What had been a plenty-of-defense, little-offense, relatively quiet series early — a total of four goals were scored in Games 1 and 2 — turned downright feisty and more wide-open in Boston's 4-3 victory in Game 3.
So Game 4 reverted to the first style, thanks in large part to Holtby.
The Canadian is only 22 — 16 years younger than Thomas, who earned last season's Conn Smythe and Vezina trophies — and has made a grand total of 18 regular-season starts in his career. But Holtby is playing in his first NHL postseason because of injuries to Washington's top two goalies, Tomas Vokoun and Michal Neuvirth.
And the kid has looked like a grizzled veteran for all but Game 3. He stopped 72 of 74 shots in Games 1 and 2, then was terrific again in Game 4. Over the span of about a minute early in the second period, Holtby made three reflex saves to thwart Bruins chances.
Washington needed all of 82 seconds to take the lead, thanks to the tweaked top line of Ovechkin, Johansson and Brooks Laich.

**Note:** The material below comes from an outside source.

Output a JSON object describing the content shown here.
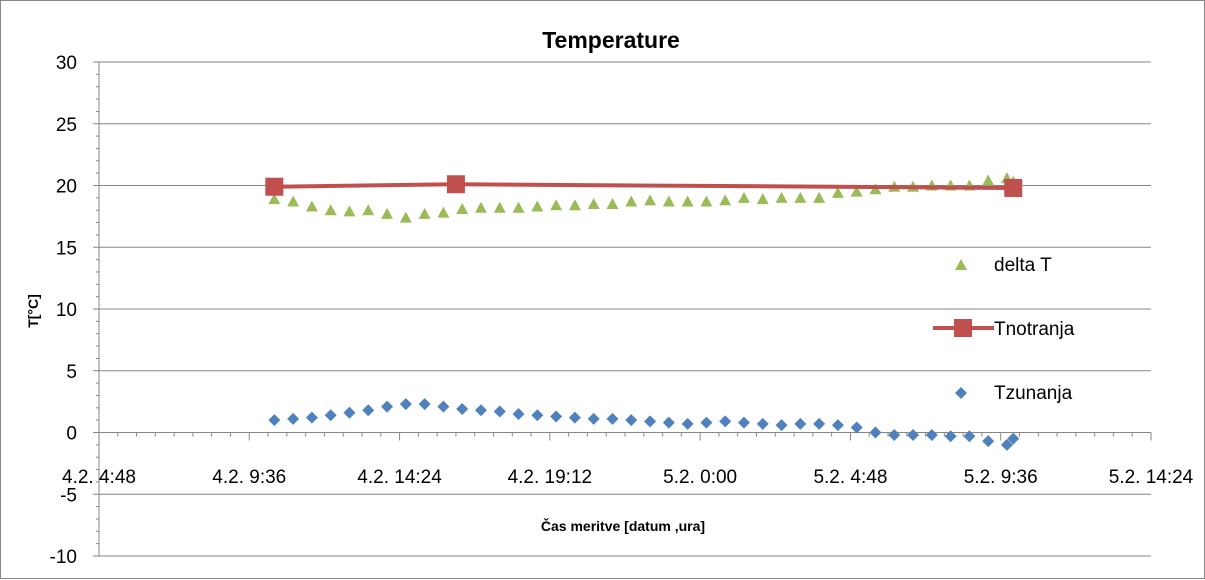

Ovechkin and Bruins defenseman Andrew Ference got tangled up by the boards near mid-ice and both tumbled down, creating some space for Laich to collect the puck and rush unencumbered into the offensive zone. He bided his time before sliding the puck over to Johansson for a high one-timer past Thomas.
Not only was that the Capitals' first shot of the game — it was the hosts' only shot for the first 12½ minutes, making Thomas' save percentage 0.0 for a while.